Threading Architecture
ONNX Runtime supports two threading implementations:
- ORT Thread Pool: Custom thread pool implementation (default)
- OpenMP: Industry-standard parallel programming framework (opt-in at build time)
The choice is determined at build time using the --use_openmp flag.
Thread Pool Types
Intra-Op Thread Pool
Parallelism within a single operator:
import onnxruntime as ort
session_options = ort.SessionOptions()
# Set intra-op threads (parallelism within ops)
session_options.intra_op_num_threads = 4
session = ort.InferenceSession("model.onnx", session_options)
Use cases:
- Matrix multiplications
- Convolution operations
- Element-wise operations on large tensors
Inter-Op Thread Pool
Parallelism between independent operators:
# Set inter-op threads (parallelism between ops)

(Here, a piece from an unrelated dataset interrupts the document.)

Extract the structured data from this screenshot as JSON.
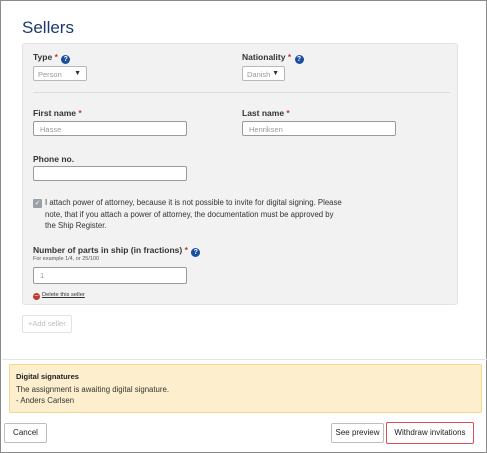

session_options.inter_op_num_threads = 2
Use cases:
- Models with parallel branches
- Independent operations in the graph
- Pipeline parallelism
Configuration Examples
CPU-Bound Workloads
import os
import onnxruntime as ort
# Get available CPU cores
num_cores = os.cpu_count()
session_options = ort.SessionOptions()
# Maximize intra-op parallelism
session_options.intra_op_num_threads = num_cores
# Minimize inter-op parallelism to reduce overhead
session_options.inter_op_num_threads = 1
# Use sequential execution for lower overhead
session_options.execution_mode = ort.ExecutionMode.ORT_SEQUENTIAL
session = ort.InferenceSession("model.onnx", session_options)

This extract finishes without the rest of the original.